One preferred method includes inserting a fine metallic wire (e.g., titanium) into the catheter lumen to assist in the initiation of the plasma and/or adding a material such as titanium powder or titanium oxide to the lumen wall to assist in the initiation of the plasma.

One method includes the step of rotating the catheter around its longitudinal axis for a more uniform plasma surface treatment and/or longitudinally translating the catheter for a more uniform external plasma surface treatment.
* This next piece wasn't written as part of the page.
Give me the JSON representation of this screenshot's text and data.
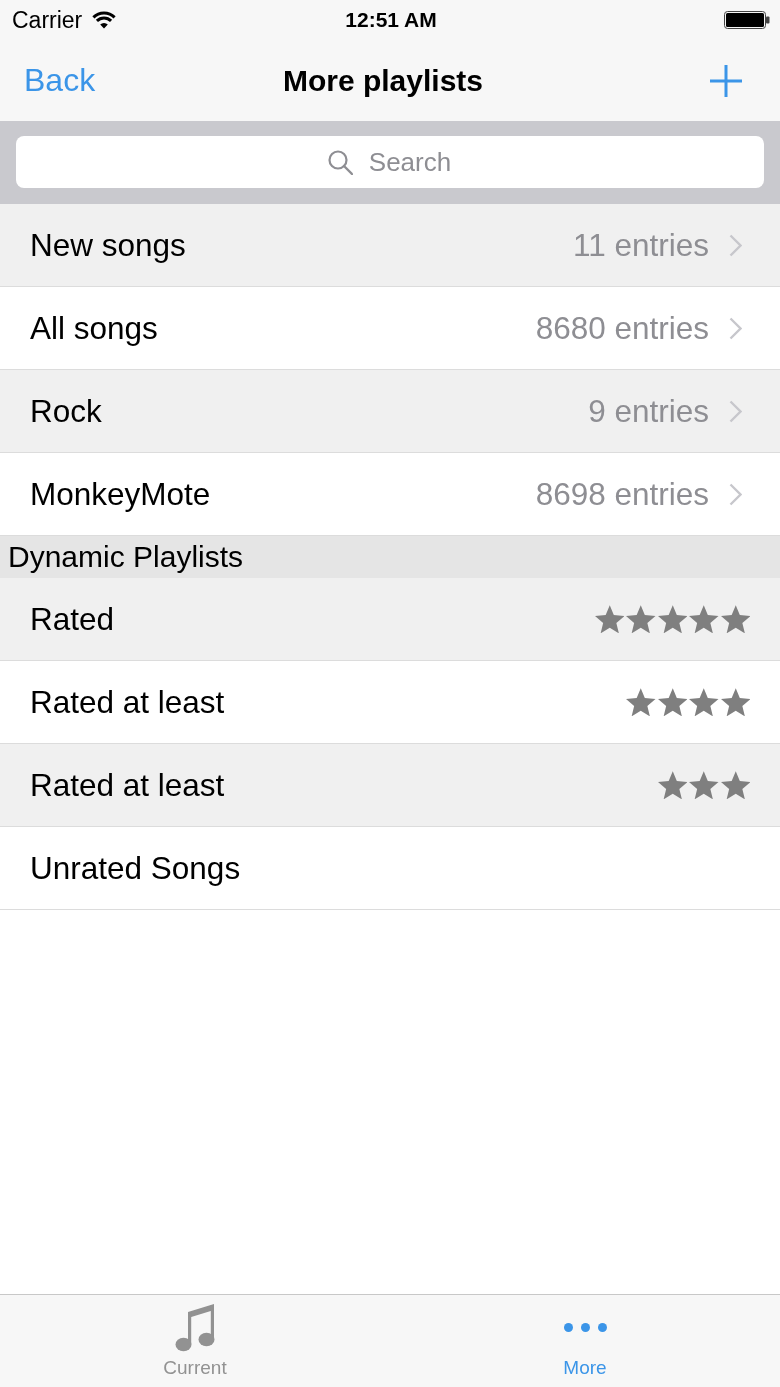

In one example, the microwaves are right-handed circularly polarized and the magnetic field is parallel to the microwave propagation direction. In one example, the microwaves are left-handed circularly polarized and the magnetic field is anti-parallel to the microwave propagation direction.

The subject invention also features a polymer catheter pretreated by the method so described. A polymer catheter is pretreated by coating the same with hydrophilic compounds. Hydrophilic compounds include poly ethylene glycol, hyaluronic acid polysaccharides, polyvinyl alcohol, polyisopropyl allylamide, polyvinyl pyrrolidinone, star polymers and/or dendrimers derived from the same. A polymer catheter is also pretreated by coating the same with hydrophobic compounds. Hydrophobic compounds include fluorocarbons, saturated hydrocarbons, and their self assembled monlayers.

BRIEF DESCRIPTION OF THE SEVERAL VIEWS OF THE DRAWINGS

Other objects, features and advantages will occur to those skilled in the art from the following description of a preferred embodiment and the accompanying drawings, in which:

FIG. 1 is a highly schematic view showing the primary components associated with an example of a system for and method of pretreating the lumen of a catheter in accordance with the subject invention;

FIG. 2 is a schematic cross-sectional view showing the primary components associated with the vacuum chamber of the system shown in FIG. 1;

FIG. 3 is a highly schematic three-dimensional partially cut away view showing an example of a catheter manifold for use with the system shown in FIG. 1;

FIG. 4 is a schematic partially cut-away view of a metal wire inserted in a catheter to be treated in accordance with the subject invention;

FIG. 5 is a schematic partially cut-away view of a catheter tubing with titanium oxide powder grains residing on the lumen walls in accordance with the subject invention;

FIG. 6 is a graph showing plasma heating with a magnetic beach in accordance with one example of the subject invention;

FIG. 7 is a highly schematic view showing another example of a system for pretreating catheters in accordance with the subject invention;

FIG. 8 is a graph showing water contract-angle versus processing time for the ECR plasma processing method of the subject invention; and

FIG. 9 is a graph showing water contact-angle as a function of post treatment time after ECR plasma processing in accordance with the subject invention.

DETAILED DESCRIPTION OF THE INVENTION

Aside from the preferred embodiment or embodiments disclosed below, this invention is capable of other embodiments and of being practiced or being carried out in various ways. Thus, it is to be understood that the invention is not limited in its application to the details of construction and the arrangements of components set forth in the following description or illustrated in the drawings. If only one embodiment is described herein, the claims hereof are not to be limited to that embodiment. Moreover, the claims hereof are not to be read restrictively unless there is clear and convincing evidence manifesting a certain exclusion, restriction, or disclaimer.

FIG. 1 shows an example of a catheter pretreating system in accordance with the subject invention. Vacuum chamber 10, FIGS. 1-2 (typically a stainless steel vessel) includes microwave port 12 (e.g., a quartz window) and vacuum port 43. Microwave supply subsystem 14 includes inter alia, microwave generator 16, (e.g., a 2.45 GHz magnetron), dummy load 18, three stub tuner 20, directional coupler 22 (e.g., −60 dB), dummy load 24, and circular polarizer 26. Polarizer 26 produces circulary polarized microwaves propagated into vacuum chamber 10 at a frequency which produces electron cyclotron resonance (ECR). In other examples, magnetron 16 or another microwave generator can be operated at between 1 GHz and 30 GHz.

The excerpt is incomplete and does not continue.